We’re hitting the books again before the weekend begins. We’re looking at a few of the interesting bits from one of my grandfather’s magazines, the January 1954 edition of Popular Science. We started this particular magazine a few weeks ago now, and you can see the first ads if you click that previous link. Click the image below and you can enjoy the next nine photos and bring yourself great worth and merriment.

But if Popular Science doesn’t interest you, you can see the rest of the things I’ve digitized from my grandfather’s collection. There are textbooks, a school notebook and a few Reader’s Digests, so far. It’s a lot of fun.

Just like your weekend. Unless you’re getting rained on. Watch out for Ida.

I’m taking next week off here, but we’ll be back for more fun of this sort the following week. See you on Labor Day!


13
Aug 21

Listen to some music, read some books

Just a week ago yesterday I mentioned Nanci Griffith here. She figured into one of my first blog posts. Back then I said “God Bless Nanci Griffith.” I’ve been listening to her for a long time, about a quarter of a century. This evening it was announced that she’d passed away.

God bless Nanci Griffith; he blessed us with her.

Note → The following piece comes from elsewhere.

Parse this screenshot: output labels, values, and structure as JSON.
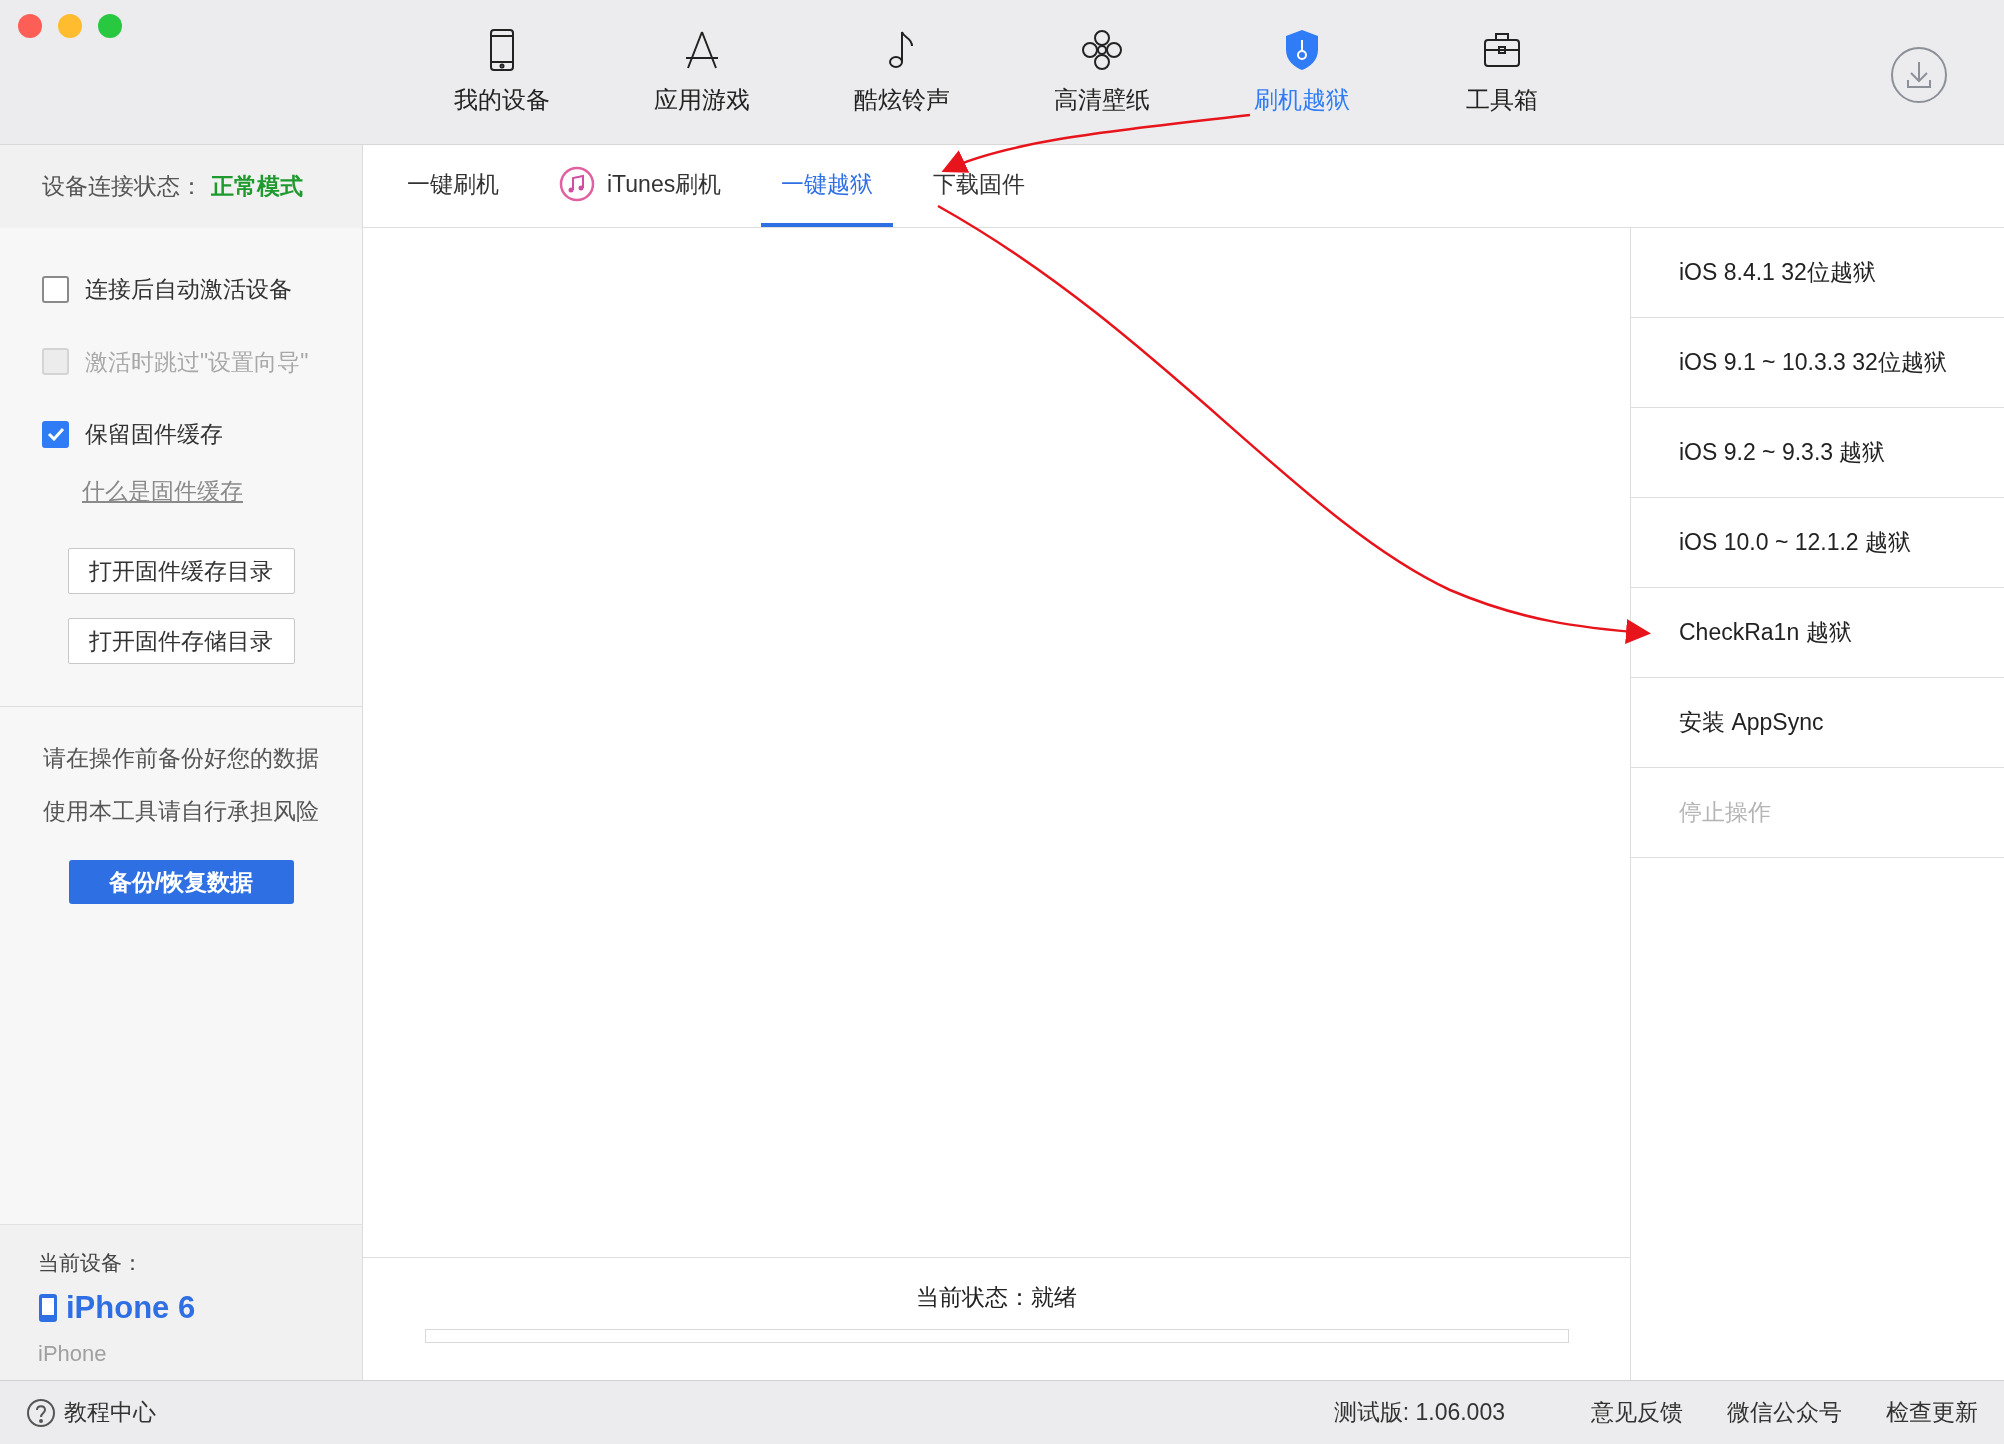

The Flyer, looking back, has a certain mid-century weariness that is overcome by the un-replaceable mid-century optimism she put into so much of her work. It was a wonderful entrance to her folkabilly style.

“These Days in an Open Book” sticks with you.

And there are parts of “Grafton Street” that can haunt you. Indeed, I can hear every important note perfectly well in my mind, even now.

She produced 19 records over the course of her career, which spanned most of my life until her health turned a few years ago. It’s an impressive body of work from a gifted storyteller. The nature of the entertainment industry, of course, is such that an artist’s work never leaves us, thankfully. What a gift it is to have all of this to return to.

I’m not ready to listen to them again just now — one day soon, I hope — but you should definitely try them out.

The planned event for the day was the return to the books section. We made it back there in just a shade under two years. That’s a perfectly average turnaround time, if you ask me. Perfectly average if you are Voyager 1 and you are in between Jupiter and Saturn.

This section of the site is a casual study of some of my grandfather’s books. I didn’t have the good fortune to meet him, but I know him from family stories and some of his things that I’ve inherited. Like a giant box of periodicals I rescued. So, today, we’re beginning a look at an issue of “Popular Science,” January 1954. Click the image to see the first five ads I’ve selected.

At this rate, it’ll take a while, and that’s the point. If Popular Science isn’t your speed, you can see the rest of the things I’ve digitized from my grandfather’s collection. There are textbooks, a school notebook and a few Reader’s Digests, so far. It’s a lot of fun.

And fun is what you’re supposed to have over a weekend. I hope that’s what you have in store for you. Come back and tell me about it on Monday, won’t you?